00:18 As well, the catch clause can't really be annotated. You can't say E is possible errors, and then it would do some sort of checking to make sure that's true. Because if we look at this error, then it should say catch clause variable type annotation must be any or unknown if specified. Grim, grim, grim.

00:36 So of course, we can do something like if E instance of syntax error, and then we'll get some logic that sort of specifies, okay, now we can check E.message. That's good. But of course, all of this burden is on the person using your function, not the actual function itself.

00:54 It would be great if we could capture that inside the function. And we kind of can by using a technique that we've seen before, which is the result type. The result type basically is a discriminated union where we can say if success true, then return the data, otherwise success false.

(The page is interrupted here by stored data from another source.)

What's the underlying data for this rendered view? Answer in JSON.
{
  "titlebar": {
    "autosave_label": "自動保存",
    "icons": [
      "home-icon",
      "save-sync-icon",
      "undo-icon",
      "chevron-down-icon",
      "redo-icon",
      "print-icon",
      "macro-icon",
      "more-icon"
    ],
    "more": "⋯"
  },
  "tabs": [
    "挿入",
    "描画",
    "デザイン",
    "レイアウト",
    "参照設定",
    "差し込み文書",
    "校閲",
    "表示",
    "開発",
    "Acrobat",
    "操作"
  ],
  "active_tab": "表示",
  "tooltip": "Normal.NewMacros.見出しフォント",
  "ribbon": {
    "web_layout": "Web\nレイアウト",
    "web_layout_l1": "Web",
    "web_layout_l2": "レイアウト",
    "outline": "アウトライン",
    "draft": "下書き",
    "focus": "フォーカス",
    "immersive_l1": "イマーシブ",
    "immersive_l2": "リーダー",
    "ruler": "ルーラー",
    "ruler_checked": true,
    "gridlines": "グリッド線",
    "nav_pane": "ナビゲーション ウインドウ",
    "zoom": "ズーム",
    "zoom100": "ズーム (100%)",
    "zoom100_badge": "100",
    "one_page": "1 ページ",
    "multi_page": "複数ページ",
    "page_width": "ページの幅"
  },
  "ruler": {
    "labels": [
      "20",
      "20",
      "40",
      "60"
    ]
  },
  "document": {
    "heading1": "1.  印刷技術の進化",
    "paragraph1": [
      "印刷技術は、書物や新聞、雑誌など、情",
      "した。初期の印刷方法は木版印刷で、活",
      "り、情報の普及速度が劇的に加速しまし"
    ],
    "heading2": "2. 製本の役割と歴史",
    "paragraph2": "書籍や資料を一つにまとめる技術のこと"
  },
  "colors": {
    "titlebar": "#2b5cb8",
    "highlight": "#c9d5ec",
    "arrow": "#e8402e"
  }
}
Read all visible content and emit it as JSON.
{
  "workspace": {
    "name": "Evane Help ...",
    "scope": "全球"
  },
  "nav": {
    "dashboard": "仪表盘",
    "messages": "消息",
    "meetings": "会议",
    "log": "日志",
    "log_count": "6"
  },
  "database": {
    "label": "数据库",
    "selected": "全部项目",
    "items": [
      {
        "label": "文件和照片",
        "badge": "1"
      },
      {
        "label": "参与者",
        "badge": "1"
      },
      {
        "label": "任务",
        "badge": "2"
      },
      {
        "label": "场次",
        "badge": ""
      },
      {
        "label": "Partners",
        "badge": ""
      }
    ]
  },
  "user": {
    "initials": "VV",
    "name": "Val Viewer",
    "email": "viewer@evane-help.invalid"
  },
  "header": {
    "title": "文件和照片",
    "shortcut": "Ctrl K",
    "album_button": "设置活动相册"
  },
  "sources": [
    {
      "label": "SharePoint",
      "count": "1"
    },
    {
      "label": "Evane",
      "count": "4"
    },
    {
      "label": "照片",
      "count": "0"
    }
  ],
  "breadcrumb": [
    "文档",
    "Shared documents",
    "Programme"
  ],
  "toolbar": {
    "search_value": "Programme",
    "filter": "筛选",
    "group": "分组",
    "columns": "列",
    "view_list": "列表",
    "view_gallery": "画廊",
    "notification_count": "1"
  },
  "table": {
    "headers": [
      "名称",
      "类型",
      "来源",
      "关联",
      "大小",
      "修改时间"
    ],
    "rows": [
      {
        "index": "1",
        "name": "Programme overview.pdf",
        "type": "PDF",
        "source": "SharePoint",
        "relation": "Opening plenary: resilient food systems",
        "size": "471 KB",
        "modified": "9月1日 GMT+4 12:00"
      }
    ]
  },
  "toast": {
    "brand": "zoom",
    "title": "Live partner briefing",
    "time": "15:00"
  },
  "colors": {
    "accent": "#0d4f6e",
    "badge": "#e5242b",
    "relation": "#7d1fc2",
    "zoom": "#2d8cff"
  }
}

And now we can specify the exact type of error that might have occurred.

01:13 So it could be a syntax error or a DOM exception. And of course, you can have different numbers of these. So you could have, you know, like a type success or type syntax error or type DOM exception to have multiple branches so you could handle each error. And inside here, we're wrapping the whole thing in a try catch. And we're saying if it's a DOM exception, do this.

01:32 If it's a syntax error, do this. Otherwise, we throw and then it gets caught further up. So this sort of gives you, it's obviously a lot more verbose, but it's pretty nice for the person consuming this because it means that you're fairly guaranteed that this function is not going to throw.

01:49 And if it throws, you can handle it in a way that you understand. So yeah, the result type is really the kind of the only way really to handle this kind of errors simply in TypeScript. Otherwise, you're just relying on narrowing things down inside the catch block, which

02:06 is fine too, but there's no way yet of handling or annotating errors that a function throws.